The course’s mix of theory and hands-on experimentation is not intended to simply teach students how to implement a ChatGPT-type program but to understand how it works and develop new ideas based on it, according to Suzanne Stathatos, a second-year PhD student studying with Perona, who served as a teaching assistant for the class.

“There’s a value in practical application, and then there’s a value in teaching how to think, and I think that this class does both of those,” Stathatos says. “Students start with a vague understanding, and they end in a place where they can read something in a paper on machine learning and implement it themselves.”

Beyond the technical skills, Stathatos says, students can learn practical lessons based on Gkioxari’s industry experience.

“One thing that I really liked about the class is Georgia feeds in little quizzes throughout the lecture,” Stathatos says. “She said those are the kinds of questions that appear in interviews for machine learning engineering jobs, so you’re also getting prepared to have this information at the tip of your fingers to do well for an interview for that kind of field.”

Gkioxari and Perona also invited guest lecturers such as Ross Girshick, a research scientist at Facebook AI Research, who led a team that recently developed a large language model called Segment Anything that can be used to identify objects from images.

 “[Segment Anything] is state of the art, and it came out, I think, in the first two weeks of class,” Blagden says. “It was super exciting that they could get someone like Girshick to lecture to the class about this essentially brand-new, weeks-old thing.”

Ultimately, Gkioxari and Perona hope the class will help to disseminate knowledge of machine learning and generative AI techniques throughout the sciences as students go on to pursue different fields of research in their careers.

“It will help our colleagues in science and engineering be more effective, more efficient,” Perona says. “Slowly but surely, AI, machine learning, is becoming a foundational topic in the sciences.”

And that’s a foundation Perona expects graduating students will begin to build upon right away as they go on to academic posts, pursue further studies in the sciences, or enter industry, as Blagden plans to.

“I'm going to be working as a machine learning research engineer at Aurora Flight Sciences, which is a Boeing subsidiary,” he says. “But this class has inspired me.
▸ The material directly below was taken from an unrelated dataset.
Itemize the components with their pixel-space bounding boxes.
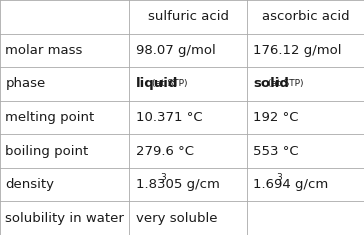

I kind of want to go back to grad school.”

The class culminates in final project proposals, a paper where they describe an AI research project they would like to undertake themselves. Perona and Gkioxari plan to help the students with the most interesting proposals as they begin work on their proposed projects over the summer.

“These students will be able to use what they learned in class to change the world yet again,” Perona says.